Well, this says it all!

The top tennis players all plan their year ahead, with the aim of peaking for the grand slams – the Australian (Jan), French (May/June), Wimbledon (June/July) and the US Open (Aug/Sept), followed by the ATP Tour Finals at the end of the season (Nov).  This year has seen added complications for the top players with the Olympics, which was clearly a major goal for the two finalists, providing an additional challenging, while the season is compressed with the ATP Tour Finals this year starting earlier – the beginning rather then late November.

So far we have seen Federer’s plan to get back to the top realised, following his Wimbledon win, but although his form has been phenomenal for most of the year, he described himself as emotionally drained by the time he’d lost a one sided Olympic final.  Murray played tremendously well and his first win over Federer in a best of five final will hopefully be the prelude to a first slam win.
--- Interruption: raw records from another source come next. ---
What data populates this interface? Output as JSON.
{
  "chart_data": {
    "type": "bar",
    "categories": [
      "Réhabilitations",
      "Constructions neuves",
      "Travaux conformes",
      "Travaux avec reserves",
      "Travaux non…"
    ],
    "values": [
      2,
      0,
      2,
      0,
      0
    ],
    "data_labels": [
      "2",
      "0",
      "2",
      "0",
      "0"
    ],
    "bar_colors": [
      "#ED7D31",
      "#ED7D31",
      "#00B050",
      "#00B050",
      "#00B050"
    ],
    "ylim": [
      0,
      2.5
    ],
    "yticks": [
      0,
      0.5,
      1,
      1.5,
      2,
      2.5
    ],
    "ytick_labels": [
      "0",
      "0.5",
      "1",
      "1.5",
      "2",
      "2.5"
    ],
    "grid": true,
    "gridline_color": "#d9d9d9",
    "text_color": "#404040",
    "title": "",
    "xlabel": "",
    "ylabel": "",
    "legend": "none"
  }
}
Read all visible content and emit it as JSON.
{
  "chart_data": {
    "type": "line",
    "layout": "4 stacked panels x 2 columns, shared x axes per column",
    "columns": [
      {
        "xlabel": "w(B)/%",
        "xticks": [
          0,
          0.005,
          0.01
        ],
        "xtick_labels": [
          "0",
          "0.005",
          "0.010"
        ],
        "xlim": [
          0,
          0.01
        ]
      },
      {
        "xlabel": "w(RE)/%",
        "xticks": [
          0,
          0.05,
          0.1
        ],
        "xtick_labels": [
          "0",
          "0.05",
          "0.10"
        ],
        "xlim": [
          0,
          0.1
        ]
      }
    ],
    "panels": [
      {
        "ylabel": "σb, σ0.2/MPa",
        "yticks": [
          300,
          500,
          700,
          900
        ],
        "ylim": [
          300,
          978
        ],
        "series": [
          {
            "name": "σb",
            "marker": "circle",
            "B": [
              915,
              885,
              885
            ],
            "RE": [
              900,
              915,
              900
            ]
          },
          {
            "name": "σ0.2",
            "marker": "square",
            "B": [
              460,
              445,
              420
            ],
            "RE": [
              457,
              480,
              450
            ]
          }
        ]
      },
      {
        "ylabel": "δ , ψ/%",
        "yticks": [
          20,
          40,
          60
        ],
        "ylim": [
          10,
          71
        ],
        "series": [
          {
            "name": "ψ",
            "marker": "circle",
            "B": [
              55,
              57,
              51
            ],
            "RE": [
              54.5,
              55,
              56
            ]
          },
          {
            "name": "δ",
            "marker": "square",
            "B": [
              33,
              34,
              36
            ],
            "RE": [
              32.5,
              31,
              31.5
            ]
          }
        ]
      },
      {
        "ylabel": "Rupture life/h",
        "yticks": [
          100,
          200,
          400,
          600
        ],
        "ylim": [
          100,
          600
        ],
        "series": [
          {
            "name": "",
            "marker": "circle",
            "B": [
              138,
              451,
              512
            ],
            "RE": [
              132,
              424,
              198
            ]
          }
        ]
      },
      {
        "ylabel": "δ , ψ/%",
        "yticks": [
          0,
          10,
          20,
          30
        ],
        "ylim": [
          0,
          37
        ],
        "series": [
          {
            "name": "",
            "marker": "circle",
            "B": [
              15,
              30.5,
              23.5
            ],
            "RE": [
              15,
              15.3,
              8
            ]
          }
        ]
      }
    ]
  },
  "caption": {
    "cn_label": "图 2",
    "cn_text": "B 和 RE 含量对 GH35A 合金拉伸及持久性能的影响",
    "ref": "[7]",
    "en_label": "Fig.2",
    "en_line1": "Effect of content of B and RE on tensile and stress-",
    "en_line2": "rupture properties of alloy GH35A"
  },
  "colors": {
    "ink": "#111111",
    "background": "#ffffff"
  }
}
Planning, in detail, is the key to reaching high performances at the right time and, typically, all professional players sit down with their team at the end of the year to determine their key goals and what they need to do to achieve them.  For the best this is the ultimate in outcome based planning, working through what the outcomes are, what performance levels are needed to achieve them and what processes they need to go through to achieve.

British Cycling has been an outstanding example of this over the last decade, with Dave Brailsford and his team planning and then executing plans to take British Cycling first to the top of the track cycling tree and latterly, to the peak of road racing with Bradley Wiggin’s victory in the Tour de France.  While Bradley and other key characters like Sir Chris Hoy, Victoria Pendleton, Laura Trott and Jason Kenny may be the headline names, all are keen to stress that their success is the result of a well planned team effort, with a large and complex team.  This should of course be the way we work in all areas of endeavour – if we want to be successful it needs to be, so why isn’t it?!